August 30, 2018 17:21 IST

The government is in no mood to buy the privacy and security argument pitched by WhatsApp, whereas the American firm says traceability will undermine end-to-end encryption and the private nature of the app, creating potential for serious abuse.

Kiran Rathee and Karan Choudhury report.

With the privacy argument falling flat in the wake of extreme pressure from the government, which is firm with its demands to trace source of fake news, WhatsApp is working out solutions to stop the flow of such messages on its platform.

Facebook's chat app, with over a billion users globally, is training people to spot fake messages and running advertisement campaigns, creating awareness about the effects of misinformation.

 

For the past few months, WhatsApp has been at loggerheads with the government, which has time and again alleged the app was being used to spread misinformation, causing law and order problems.

To fulfil the government's demands, WhatsApp has partnered Digital Empowerment Foundation to create awareness about the need to verify information.

In the run-up to the assembly and general elections, the DEF will hold as many as 40 training sessions for community leaders such as government officials, administration representatives and civil society organisations in 10 states where there have been cases of violence, triggered by messages on WhatsApp.

In addition, the DEF will train over 30,000 of their own grassroots level members in seven of the 10 states.

"Our goal is to help keep people safe by creating greater awareness about fake news and empowering users to help limit its spread," says Ben Supple, public policy manager at WhatsApp.

The app initiated a radio campaign this week to create awareness about misinformation circulated via the platform.

Sources say the stand-off between WhatsApp and the government will not end soon.

The government is in no mood to buy the privacy and security argument pitched by WhatsApp, whereas the American firm says traceability will undermine end-to-end encryption and the private nature of the app, creating potential for serious abuse.

The company reiterated its position after the meeting between Information Technology Minister Ravi Shankar Prasad and WhatsApp Chief Executive Officer Chris Daniels.

Officials in the IT ministry, however, say WhatsApp needs to agree to the demands or face a ban in the country, where it serves over 200 million users.
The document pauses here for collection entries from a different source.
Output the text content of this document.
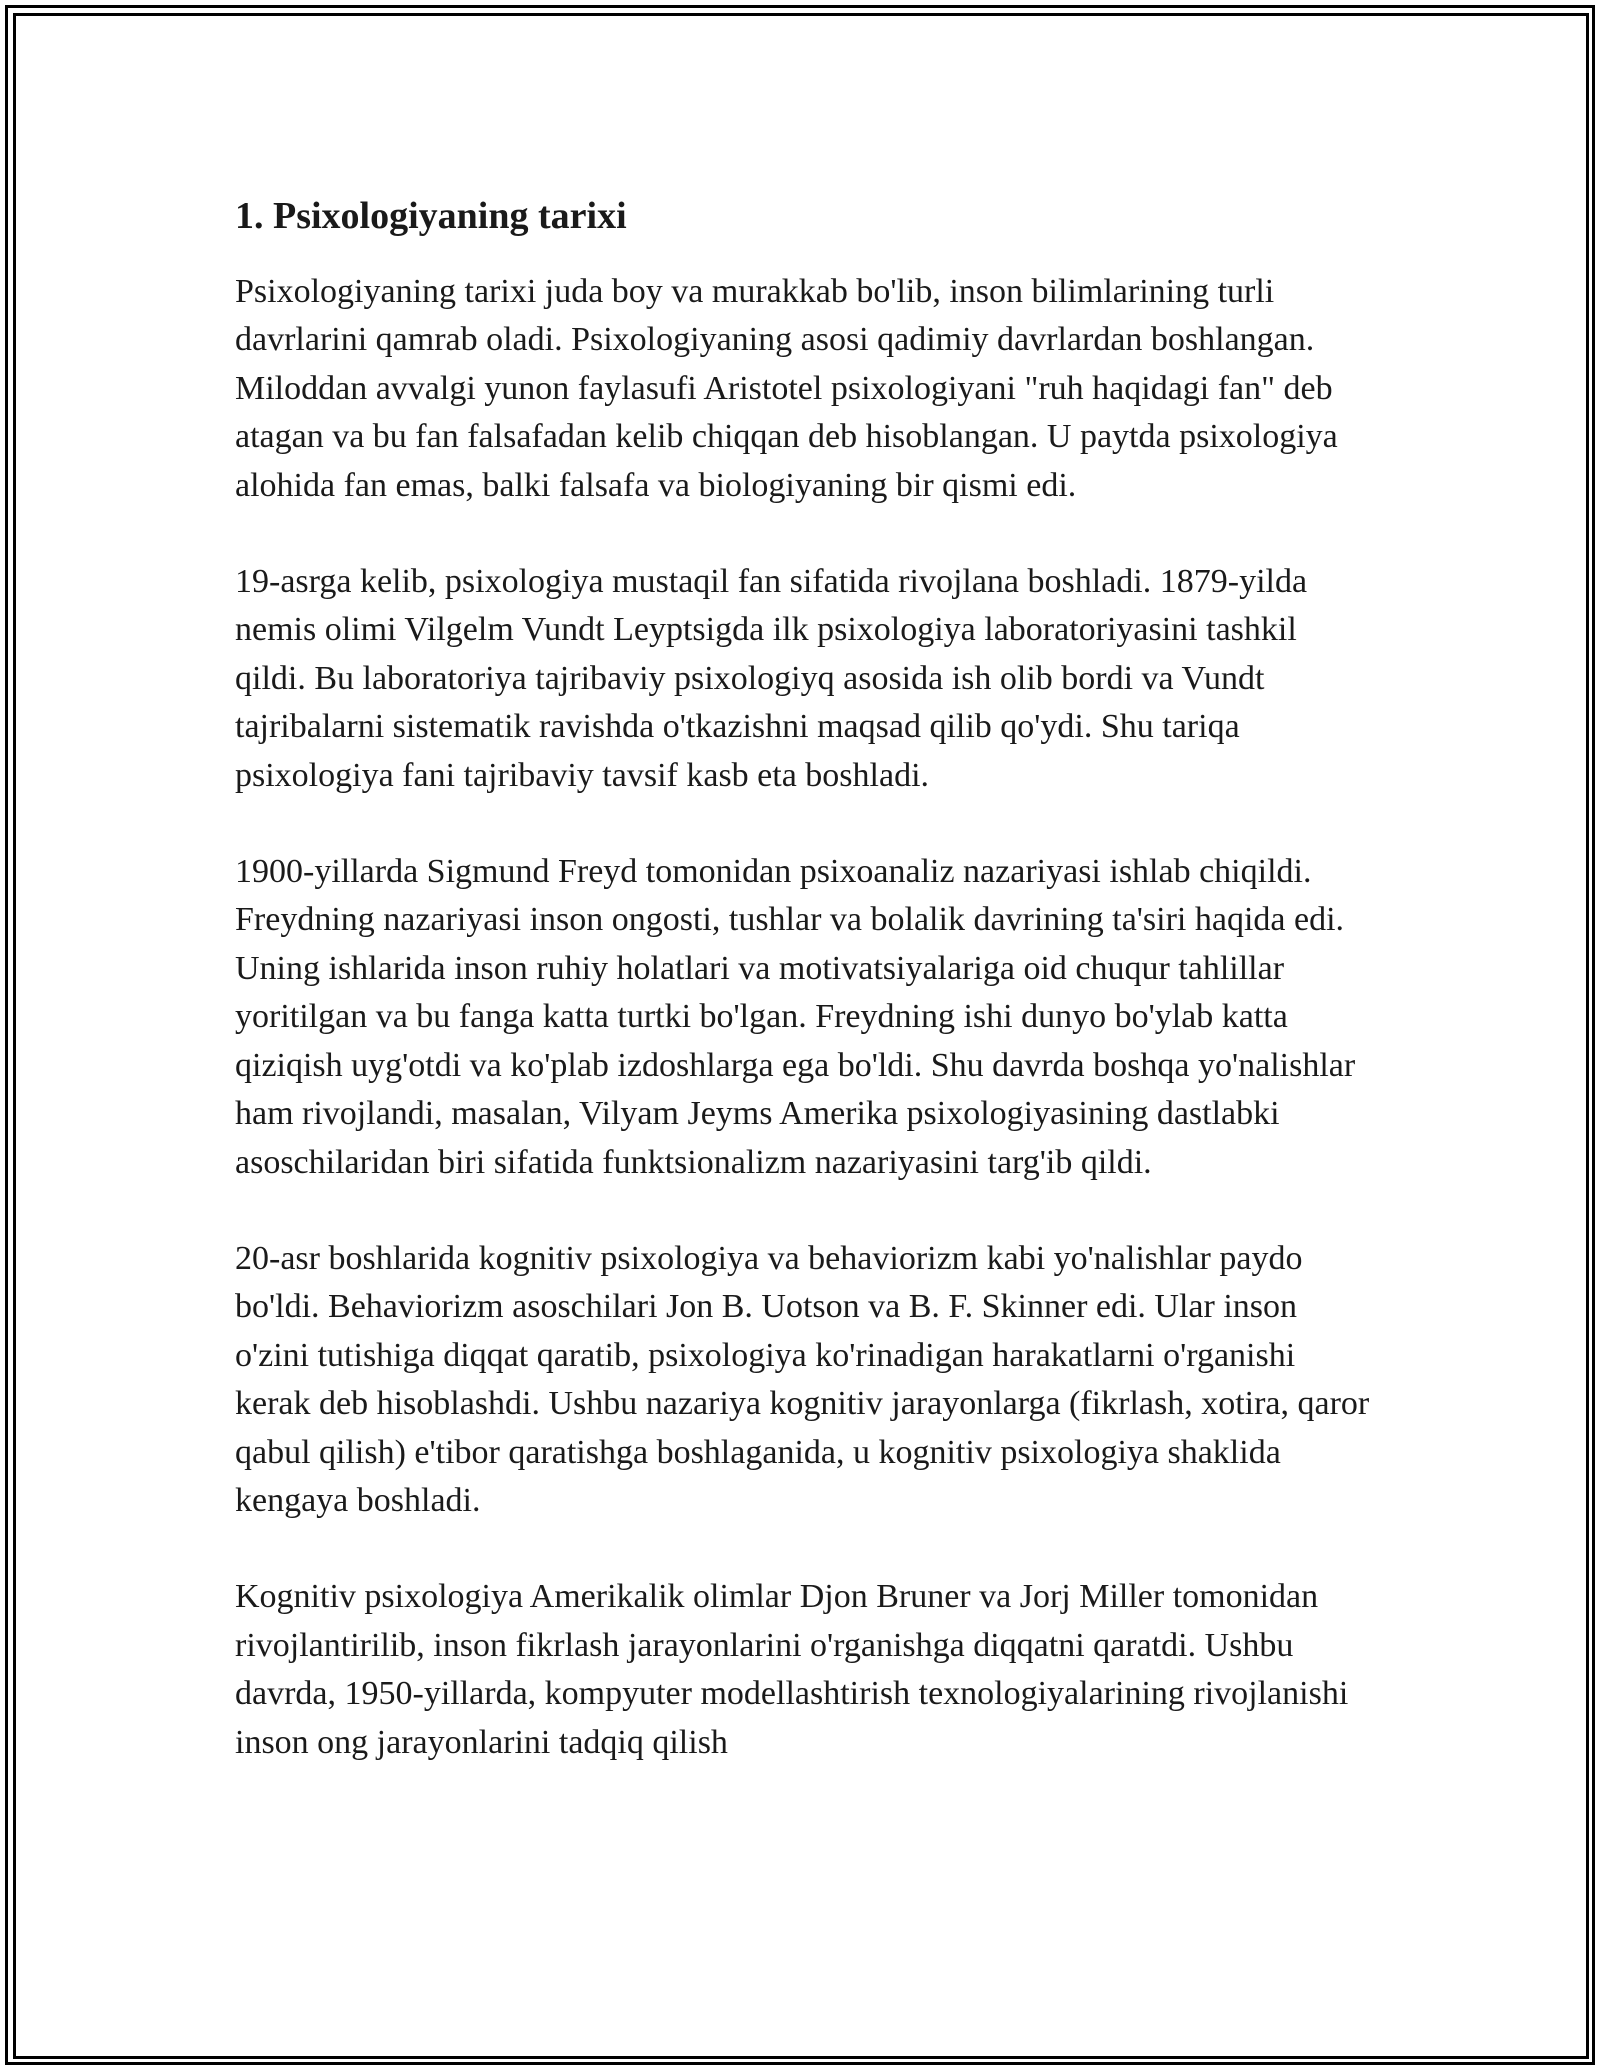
1. Psixologiyaning tarixi

Psixologiyaning tarixi juda boy va murakkab bo'lib, inson bilimlarining turli davrlarini qamrab oladi. Psixologiyaning asosi qadimiy davrlardan boshlangan. Miloddan avvalgi yunon faylasufi Aristotel psixologiyani "ruh haqidagi fan" deb atagan va bu fan falsafadan kelib chiqqan deb hisoblangan. U paytda psixologiya alohida fan emas, balki falsafa va biologiyaning bir qismi edi.

19-asrga kelib, psixologiya mustaqil fan sifatida rivojlana boshladi. 1879-yilda nemis olimi Vilgelm Vundt Leyptsigda ilk psixologiya laboratoriyasini tashkil qildi. Bu laboratoriya tajribaviy psixologiyq asosida ish olib bordi va Vundt tajribalarni sistematik ravishda o'tkazishni maqsad qilib qo'ydi. Shu tariqa psixologiya fani tajribaviy tavsif kasb eta boshladi.

1900-yillarda Sigmund Freyd tomonidan psixoanaliz nazariyasi ishlab chiqildi. Freydning nazariyasi inson ongosti, tushlar va bolalik davrining ta'siri haqida edi. Uning ishlarida inson ruhiy holatlari va motivatsiyalariga oid chuqur tahlillar yoritilgan va bu fanga katta turtki bo'lgan. Freydning ishi dunyo bo'ylab katta qiziqish uyg'otdi va ko'plab izdoshlarga ega bo'ldi. Shu davrda boshqa yo'nalishlar ham rivojlandi, masalan, Vilyam Jeyms Amerika psixologiyasining dastlabki asoschilaridan biri sifatida funktsionalizm nazariyasini targ'ib qildi.

20-asr boshlarida kognitiv psixologiya va behaviorizm kabi yo'nalishlar paydo bo'ldi. Behaviorizm asoschilari Jon B. Uotson va B. F. Skinner edi. Ular inson o'zini tutishiga diqqat qaratib, psixologiya ko'rinadigan harakatlarni o'rganishi kerak deb hisoblashdi. Ushbu nazariya kognitiv jarayonlarga (fikrlash, xotira, qaror qabul qilish) e'tibor qaratishga boshlaganida, u kognitiv psixologiya shaklida kengaya boshladi.

Kognitiv psixologiya Amerikalik olimlar Djon Bruner va Jorj Miller tomonidan rivojlantirilib, inson fikrlash jarayonlarini o'rganishga diqqatni qaratdi. Ushbu davrda, 1950-yillarda, kompyuter modellashtirish texnologiyalarining rivojlanishi inson ong jarayonlarini tadqiq qilish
"A ban will be the last resort if the chat messenger and other platforms like Telegram are stubborn. We are not ruling out that option. But it will be like capital punishment, which we don't intend to take," a senior official in the IT ministry said.

Over the past few years, countries like the United States, the United Kingdom, and Australia have called for data from WhatsApp for cases related to national security and terrorism.

Last year, the UK asked WhatsApp to come out with a technical solution to enable intelligence agencies to access its end-to-end encrypted messages.

The firm’s payments platform, WhatsApp Pay, has also been at loggerheads with fintech experts, who allege it is flouting the National Payments Corporation of India guidelines.

It is ready to set up base in India and is finalising on a chief of operations and its headquarters, one of the major demands of the government for firms planning to run fintech operations here.

The company is, however, keeping quiet on the Reserve Bank of India's orders to store financial data onshore in local data centres.

It is also planning to set up a 100-150 member team and is in the final stages of selecting a head of operations for the chat messenger.

At present, WhatsApp runs all its operations from its base in Singapore.

"To support our users in India and to continue our investment in the country, it's our top priority to hire a local leader, who can help us build a team on the ground," a WhatsApp spokesperson said.